MASYARAKAT
EKONOMI ASEAN
Tahun 2015 Asean akan makin bersatu dengan
terbentuknya Masyarakat Ekonomi Asean di bidang politik, ekonomi dan sosial
budaya. Ada tantangan dan peluang. KTT Asean ke-20 sudah selesai dilaksanakan di Kamboja
3-4 April 2012. KTT Asean dihadiri oleh
seluruh anggota yaitu: Indonesia, Filipina, Singapura, Malaysia, Thailand,
Brunei Darussalam, Vietnam, Laos, Myanmar dan Kamboja. Salah satu kesepakatan
penting yang akan mempengaruhi hajat hidup rakyat Indonesia adalah makin
mengerucutnya persiapan pelaksanaan Masyarakat Ekonomi Asean 2015, yakni
masyarakat politik-keamanan, ekonomi dan sosio kultural budaya.
Empat
tahun lagi kita akan menyaksikan barang-barang dan jasa dari berbagai negara di
Asean dengan mudah bisa ditemui di Indonesia. Demikian pula barang-barang dan
jasa milik Indonesia bisa beredar dengan bebas di sepuluh Negara ASEAN. Ini
bukan impian, sebab melalui Bali Concord II tahun 2003 pemimpin negara Asean
telah sepakat berlakunya Asean Community 2015. Komunitas ASEAN memiliki tiga
pilar utama yaitu komunitas politik dan keamanan, ekonomi, dan sosiokultural
harus terbentuk pada 2015.
Membayangkan Asean
sebagai kawasan pasar tunggal dan basis produksi adalah tantangan sekaligus
peluang. Kesepakatan para pemimpin Asean bukan tidak mungkin tidak dapat
dilaksanakan di Indonesia jika elemen masyarakat di Indonesia menolaknya. Masih teringat dengan penolakan elit dan
rakyat Indonesia sewaktu menolak kesepakatan Kawasan Perdagangan Bebas
Asean-China (FTA Asean-China). Kesepakatan yang dicapai 2003 dan berlaku mulai
2010 itu ramai-ramai ditolak DPR, pengusaha dan buruh.
Selama
tujuan tahun sejak disepakati, tampaknya sosialisasi kesepakatan nyaris tidak
optimal dilakukan. Elit politik dan ekonomi dalam negeri, serta merta
ramai-ramai menolak dan meminta penundaan. Elemen dalam negeri kuatir Indonesia
hanya jadi pasar produksi China. Kekuatiran ini bukan tak beralasan, sebab
neraca perdangan Indonesia-China memang terjun bebas. Defisit cukup besar
terjadi, yang artinya menggerus devisa kita. Sebagai gambaran defisit neraca
perdagangan non migas RI-China pada 2010 adalah sebesar US$ 5,6 Miliar, naik
dari US$ 4,6 miliar pada 2009 saat krisis global. Namun dibandingkan dengan
periode prakrisis 2008 yang defisit US$ 7,2 miliar, defisit pascakrisis 2010
turun signifikan. Berkurangnya defisit
perdagangan tahun itu adalah karena pertumbuhan ekspor nonmigas RI ke China
lebih tinggi daripada pertumbuhan impor nonmigas. Pada 2010 ekspor nonmigas RI
ke China US$14,1 miliar, naik 58% dibandingkan dengan 2009. Impor Indonesia
dari China naik 46% mencapai US$19,7 miliar.
Padahal
kedua RI dan China telah sepakat agar volume perdagangan kedua negara tidak
saja mencapai US$50 miliar pada 2014, tapi juga lebih berimbang dan saling
menguntungkan. Kebalikan dengan kondisi nonmigas, neraca perdagangan migas yang
pada 2008 surplus US$3,6 miliar, turun hanya surplus US$0,9 miliar pada 2010.
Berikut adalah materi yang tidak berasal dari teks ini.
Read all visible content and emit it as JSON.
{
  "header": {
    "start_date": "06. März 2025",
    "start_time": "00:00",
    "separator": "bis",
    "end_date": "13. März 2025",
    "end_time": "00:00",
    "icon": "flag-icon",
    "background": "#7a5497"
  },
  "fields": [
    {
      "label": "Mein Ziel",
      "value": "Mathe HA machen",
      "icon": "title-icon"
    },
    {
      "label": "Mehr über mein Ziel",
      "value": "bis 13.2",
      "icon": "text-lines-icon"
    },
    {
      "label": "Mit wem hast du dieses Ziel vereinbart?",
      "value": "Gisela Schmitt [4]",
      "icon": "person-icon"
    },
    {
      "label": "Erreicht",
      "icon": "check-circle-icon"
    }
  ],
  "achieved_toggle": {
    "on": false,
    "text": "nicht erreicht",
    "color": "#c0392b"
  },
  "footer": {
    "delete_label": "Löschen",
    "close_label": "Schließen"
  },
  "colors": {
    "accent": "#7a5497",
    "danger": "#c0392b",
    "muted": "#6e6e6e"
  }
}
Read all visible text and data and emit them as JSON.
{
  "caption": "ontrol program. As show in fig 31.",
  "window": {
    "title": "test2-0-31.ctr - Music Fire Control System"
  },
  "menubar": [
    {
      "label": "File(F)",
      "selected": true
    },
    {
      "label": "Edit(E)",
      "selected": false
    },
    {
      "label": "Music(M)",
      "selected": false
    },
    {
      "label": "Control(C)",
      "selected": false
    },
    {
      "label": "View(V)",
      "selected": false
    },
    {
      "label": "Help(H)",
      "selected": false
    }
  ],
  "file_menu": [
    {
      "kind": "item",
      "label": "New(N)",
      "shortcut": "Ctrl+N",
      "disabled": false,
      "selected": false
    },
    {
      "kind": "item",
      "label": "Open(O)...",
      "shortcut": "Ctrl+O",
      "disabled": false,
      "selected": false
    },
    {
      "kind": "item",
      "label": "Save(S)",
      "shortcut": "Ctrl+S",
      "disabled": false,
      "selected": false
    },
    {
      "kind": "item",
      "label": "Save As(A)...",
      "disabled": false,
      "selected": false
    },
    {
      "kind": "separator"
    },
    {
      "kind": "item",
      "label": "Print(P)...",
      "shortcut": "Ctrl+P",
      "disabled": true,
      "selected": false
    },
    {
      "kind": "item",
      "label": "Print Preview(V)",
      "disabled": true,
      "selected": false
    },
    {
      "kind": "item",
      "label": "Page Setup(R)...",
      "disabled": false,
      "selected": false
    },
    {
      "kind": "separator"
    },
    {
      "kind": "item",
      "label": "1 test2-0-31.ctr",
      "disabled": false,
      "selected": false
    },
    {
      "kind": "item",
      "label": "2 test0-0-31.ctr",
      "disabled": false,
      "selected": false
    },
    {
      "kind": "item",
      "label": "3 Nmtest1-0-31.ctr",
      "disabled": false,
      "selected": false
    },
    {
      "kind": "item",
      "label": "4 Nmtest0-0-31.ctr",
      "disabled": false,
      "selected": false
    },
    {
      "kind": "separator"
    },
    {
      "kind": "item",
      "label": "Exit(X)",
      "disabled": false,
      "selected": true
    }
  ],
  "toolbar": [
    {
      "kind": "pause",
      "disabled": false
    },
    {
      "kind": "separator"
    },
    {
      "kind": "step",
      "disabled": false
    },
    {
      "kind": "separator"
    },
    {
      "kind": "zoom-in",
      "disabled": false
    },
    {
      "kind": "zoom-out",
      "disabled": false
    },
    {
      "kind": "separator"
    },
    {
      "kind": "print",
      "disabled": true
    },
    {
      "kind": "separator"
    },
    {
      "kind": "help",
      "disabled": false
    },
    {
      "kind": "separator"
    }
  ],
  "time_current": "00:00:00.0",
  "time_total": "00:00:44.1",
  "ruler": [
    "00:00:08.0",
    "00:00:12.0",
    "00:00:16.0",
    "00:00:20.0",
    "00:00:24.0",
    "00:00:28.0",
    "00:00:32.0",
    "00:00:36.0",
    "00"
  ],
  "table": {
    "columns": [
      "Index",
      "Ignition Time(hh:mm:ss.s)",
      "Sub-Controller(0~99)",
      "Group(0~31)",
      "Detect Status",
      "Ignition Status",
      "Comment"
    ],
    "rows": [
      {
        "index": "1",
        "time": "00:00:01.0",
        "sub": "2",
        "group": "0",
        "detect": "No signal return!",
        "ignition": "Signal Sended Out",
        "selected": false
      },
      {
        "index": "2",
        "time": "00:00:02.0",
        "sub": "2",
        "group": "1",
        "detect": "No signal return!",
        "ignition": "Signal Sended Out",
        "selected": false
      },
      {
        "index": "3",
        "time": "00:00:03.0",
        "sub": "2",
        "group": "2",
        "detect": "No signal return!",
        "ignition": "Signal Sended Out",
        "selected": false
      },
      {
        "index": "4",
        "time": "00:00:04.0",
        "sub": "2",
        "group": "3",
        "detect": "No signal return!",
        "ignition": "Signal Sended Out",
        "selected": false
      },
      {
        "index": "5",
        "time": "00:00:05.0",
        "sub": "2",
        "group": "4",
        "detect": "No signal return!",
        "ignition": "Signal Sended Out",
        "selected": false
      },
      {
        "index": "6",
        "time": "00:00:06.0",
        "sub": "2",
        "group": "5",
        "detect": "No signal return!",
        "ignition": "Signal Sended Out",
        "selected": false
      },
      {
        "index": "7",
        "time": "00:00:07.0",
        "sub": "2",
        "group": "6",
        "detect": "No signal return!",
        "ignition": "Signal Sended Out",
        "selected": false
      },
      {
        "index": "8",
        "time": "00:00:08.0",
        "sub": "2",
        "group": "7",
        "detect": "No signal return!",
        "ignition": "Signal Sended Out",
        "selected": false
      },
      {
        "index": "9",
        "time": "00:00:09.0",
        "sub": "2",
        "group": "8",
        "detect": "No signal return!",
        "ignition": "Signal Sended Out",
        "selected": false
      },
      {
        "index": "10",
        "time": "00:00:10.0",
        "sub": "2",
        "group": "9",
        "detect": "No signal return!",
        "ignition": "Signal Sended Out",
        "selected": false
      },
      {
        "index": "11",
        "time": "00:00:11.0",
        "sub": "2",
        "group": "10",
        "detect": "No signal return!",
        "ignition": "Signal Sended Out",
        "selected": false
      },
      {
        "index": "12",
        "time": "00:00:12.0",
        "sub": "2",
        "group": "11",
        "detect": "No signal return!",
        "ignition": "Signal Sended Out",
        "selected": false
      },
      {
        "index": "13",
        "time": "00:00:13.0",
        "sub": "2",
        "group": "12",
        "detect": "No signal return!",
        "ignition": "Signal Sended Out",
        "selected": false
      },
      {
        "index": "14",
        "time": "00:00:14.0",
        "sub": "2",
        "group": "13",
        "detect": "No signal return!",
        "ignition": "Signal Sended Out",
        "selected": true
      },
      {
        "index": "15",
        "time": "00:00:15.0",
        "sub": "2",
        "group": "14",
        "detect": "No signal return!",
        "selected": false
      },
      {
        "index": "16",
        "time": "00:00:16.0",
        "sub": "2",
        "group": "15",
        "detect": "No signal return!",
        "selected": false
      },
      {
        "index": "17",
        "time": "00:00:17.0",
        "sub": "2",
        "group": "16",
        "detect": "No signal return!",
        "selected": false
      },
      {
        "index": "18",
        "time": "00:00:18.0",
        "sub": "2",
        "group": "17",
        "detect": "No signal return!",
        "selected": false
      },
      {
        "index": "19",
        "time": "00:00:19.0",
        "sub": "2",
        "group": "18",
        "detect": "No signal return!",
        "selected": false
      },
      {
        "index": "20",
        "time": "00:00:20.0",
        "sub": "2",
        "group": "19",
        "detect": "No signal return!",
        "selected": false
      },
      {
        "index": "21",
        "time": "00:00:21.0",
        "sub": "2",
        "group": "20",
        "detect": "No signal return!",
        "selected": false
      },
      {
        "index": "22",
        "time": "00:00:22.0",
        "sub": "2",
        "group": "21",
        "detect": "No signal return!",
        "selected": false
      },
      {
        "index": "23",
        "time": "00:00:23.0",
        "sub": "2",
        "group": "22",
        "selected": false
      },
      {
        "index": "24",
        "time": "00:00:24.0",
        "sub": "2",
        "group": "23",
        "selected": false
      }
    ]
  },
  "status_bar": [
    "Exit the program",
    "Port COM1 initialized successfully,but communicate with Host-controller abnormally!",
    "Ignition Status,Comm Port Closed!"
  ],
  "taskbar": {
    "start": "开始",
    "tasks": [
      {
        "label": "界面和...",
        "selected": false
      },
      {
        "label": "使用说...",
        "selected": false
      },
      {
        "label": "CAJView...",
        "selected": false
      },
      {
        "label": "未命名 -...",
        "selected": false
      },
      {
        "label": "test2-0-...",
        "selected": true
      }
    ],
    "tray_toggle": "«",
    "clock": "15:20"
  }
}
Itu disebabkan oleh ekspor migas RI ke China yang US$3,8 miliar pada 2008,
turun ke US$0,7 miliar pada 2010. Turunnya surplus neraca migas membuat neraca
perdagangan RI-China untuk keseluruhan produk tetap naik dari US$3,6 miliar
pada 2008 jadi US$4,7 miliar pada 2010.
Sadar
akan potensi penolakan, Wakil Presiden RI, Boediono menyatakan seharusnya
Indonesia tidak perlu kuatir. " Harusnya Indonesia tidak perlu kuatir akan
menjadi pasar barang. Kita harus pandai -pandai mengelola ini. Ini pilihan
sekaligus risiko. Ini pilihan tanpa menutup risiko. Saya yakin kita bisa karena
pasar kita cukup luas, industri kita seharusnya mampu menguasai pasar, intinya
masalahnya kita sendiri, ekonomi, industri jadi tuan rumah di negara
kita," kata Boediono di sela-sela KTT Asean di Kamboja.